Erst ermittelt der inzwischen 75-jährige Van Veeteren in seinem von Nesser erfundenen fiktiven Land, das kräftig an die Niederlande erinnert. Gunnar Barbarotti, knapp zwei Jahrzehnte jünger, beginnt unterwegs in der Geschichte mit der Aufklärung eines anderen Falls im real existierenden Schweden. Nach und nach enthüllt sich bei steigender Totenzahl, dass beide es hier wohl mit ein und demselben Täter zu tun haben. Klar, dass sie einander vor der nicht so umwerfend überraschenden Aufklärung kennenlernen.
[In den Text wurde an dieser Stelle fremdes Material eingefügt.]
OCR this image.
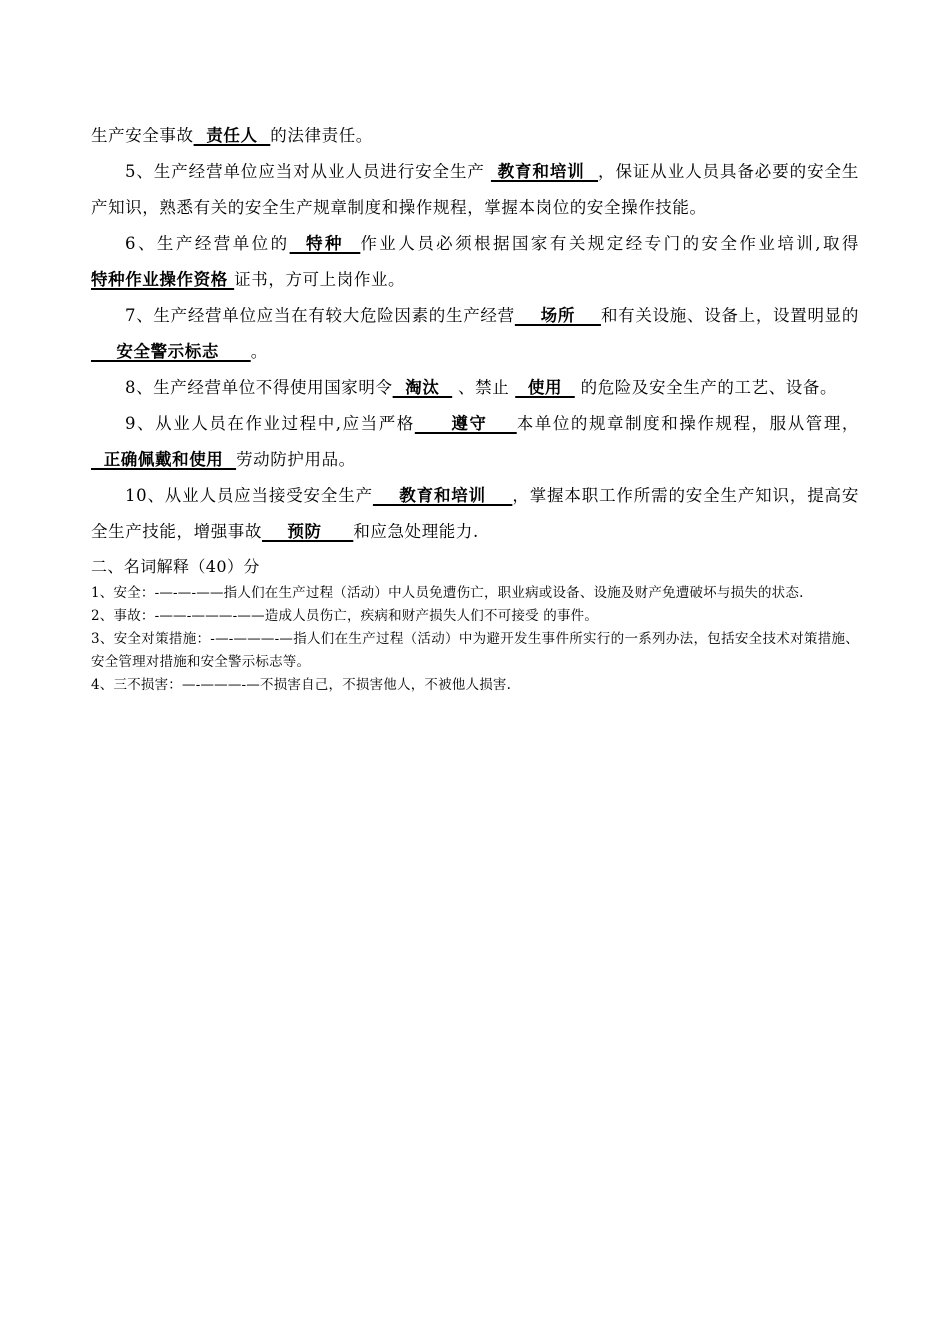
生产安全事故  责任人  的法律责任。

5、生产经营单位应当对从业人员进行安全生产  教育和培训  ，保证从业人员具备必要的安全生产知识，熟悉有关的安全生产规章制度和操作规程，掌握本岗位的安全操作技能。

6、生产经营单位的  特种  作业人员必须根据国家有关规定经专门的安全作业培训,取得特种作业操作资格 证书，方可上岗作业。

7、生产经营单位应当在有较大危险因素的生产经营    场所    和有关设施、设备上，设置明显的    安全警示标志     。

8、生产经营单位不得使用国家明令  淘汰   、禁止   使用   的危险及安全生产的工艺、设备。

9、从业人员在作业过程中,应当严格     遵守    本单位的规章制度和操作规程，服从管理，  正确佩戴和使用  劳动防护用品。

10、从业人员应当接受安全生产    教育和培训    ，掌握本职工作所需的安全生产知识，提高安全生产技能，增强事故    预防     和应急处理能力.

二、名词解释（40）分

1、安全：-—-—-——指人们在生产过程（活动）中人员免遭伤亡，职业病或设备、设施及财产免遭破坏与损失的状态.

2、事故：-——-———-——造成人员伤亡，疾病和财产损失人们不可接受 的事件。

3、安全对策措施：-—-———-—指人们在生产过程（活动）中为避开发生事件所实行的一系列办法，包括安全技术对策措施、安全管理对措施和安全警示标志等。

4、三不损害：—-———-—不损害自己，不损害他人，不被他人损害.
Der längst pensionierte Van Veeteren ist eigentlich auf der Flucht vor dem Zwangsfeiern zu seinem 75. Geburtstag, als ein schweres Eingeständnis fällig wird. Er hat beim schrecklichen Feuertod von vier jugendlichen Mitgliedern des Linkshänder-Clubs im Dörfchen Oosterby vor einem Menschengedenken auch wieder schrecklichen Mist gebaut: Als die Reste des von ihm als Mörder entlarvten, aber spurlos verschwundenen letzten Linkshänders gefunden werden, ist einwandfrei klar, dass der in Wirklichkeit das fünfte Mordopfer war.
Der von Barbarotti mit einem Axthieb in der Schädeldecke gefundene Tote in einer westschwedischen Sommerhütte hat auch ein paar Verbindungen zu Linkshändern. Sowie vor allem auch zu einer der beiden eineiigen Zwillingsschwestern Clara und Brigitte, die gerne mal die Identitäten tauschten. Eine war beim Feuer ums Leben gekommen. Aber welche? Und welche dunkle Vorgeschichte haben die fünf Linkshänder mit in den Feuertod genommen?
Wie fast immer bei Nesser wird eine gut ausgedachte, kribbelnd komplexe Krimi-Story zum Lesegenuss durch die psychologische Tiefe der Personenschilderung. Ohne Hast und brutale Knalleffekte stellt der Autor seine Figuren auch unabhängig vom Plot mit allerlei interessanten Prägungen, Eigenschaften und überraschenden Absonderlichkeiten, kleinen wie mitunter großen, vor. Van Veeteren hat altersgemäß ganz andere Interessen als neue Fahndungsmaloche und muss vom hier viel wacheren Geist der Ehefrau Ulrike immer wieder in Gang gebracht werden.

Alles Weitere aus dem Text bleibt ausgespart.